Microbenchmarks like this won't reveal the cost of memory allocation because the use case is pretty well optimal. You are always allocating a single buffer of the same size and immediately freeing it before another allocation request is made. Any decent memory allocation library will just give you the same memory every time, taking it from the cache of recently released allocations of the desired size. The code path is very short.

But even in realistic benchmarks, you will discover the result of generations of very talented programmers having worked very hard to optimise memory allocation for your benefit, so that you can use dynamic allocation without having to waste your time with premature optimisations.

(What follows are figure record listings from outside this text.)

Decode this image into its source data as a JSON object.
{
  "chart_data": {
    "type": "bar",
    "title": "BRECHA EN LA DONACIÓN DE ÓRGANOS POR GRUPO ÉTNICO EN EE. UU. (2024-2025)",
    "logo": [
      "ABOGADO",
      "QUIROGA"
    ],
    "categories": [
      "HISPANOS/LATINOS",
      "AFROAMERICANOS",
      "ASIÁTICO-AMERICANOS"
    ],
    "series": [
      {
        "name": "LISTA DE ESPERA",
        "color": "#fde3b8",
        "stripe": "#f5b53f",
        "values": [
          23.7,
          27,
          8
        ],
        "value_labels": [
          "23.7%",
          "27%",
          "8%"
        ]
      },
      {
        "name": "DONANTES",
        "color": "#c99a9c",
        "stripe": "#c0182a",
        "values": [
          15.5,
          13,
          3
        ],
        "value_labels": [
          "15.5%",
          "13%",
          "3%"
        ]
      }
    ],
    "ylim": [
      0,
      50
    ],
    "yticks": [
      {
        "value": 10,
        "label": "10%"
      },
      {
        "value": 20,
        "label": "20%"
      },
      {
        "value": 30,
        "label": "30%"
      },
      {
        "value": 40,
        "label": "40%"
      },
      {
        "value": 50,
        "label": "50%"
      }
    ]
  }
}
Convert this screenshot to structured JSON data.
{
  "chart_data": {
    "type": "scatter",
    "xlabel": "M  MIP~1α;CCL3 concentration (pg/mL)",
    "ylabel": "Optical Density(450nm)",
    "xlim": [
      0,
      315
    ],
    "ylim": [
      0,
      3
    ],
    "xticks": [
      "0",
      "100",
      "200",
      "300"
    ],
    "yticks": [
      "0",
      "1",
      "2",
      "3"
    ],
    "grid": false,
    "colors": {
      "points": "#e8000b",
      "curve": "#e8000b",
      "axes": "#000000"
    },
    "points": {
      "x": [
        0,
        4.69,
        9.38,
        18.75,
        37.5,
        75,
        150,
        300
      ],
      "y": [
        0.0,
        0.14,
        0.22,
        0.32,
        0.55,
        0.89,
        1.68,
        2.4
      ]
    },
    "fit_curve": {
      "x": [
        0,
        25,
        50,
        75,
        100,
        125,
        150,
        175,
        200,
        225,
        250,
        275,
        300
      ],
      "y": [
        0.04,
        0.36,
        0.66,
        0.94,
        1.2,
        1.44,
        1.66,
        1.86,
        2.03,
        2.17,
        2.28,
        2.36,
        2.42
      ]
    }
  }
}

As a small postscript, microbenchmarking without enabling optimization can produce other incongruities. For example, unoptimized element access in a std::vector<int> might turn out to be significantly slower than element access in a simple array of ints. This difference might be sufficient to completely overshadow the slight cost of a few dynamic allocations.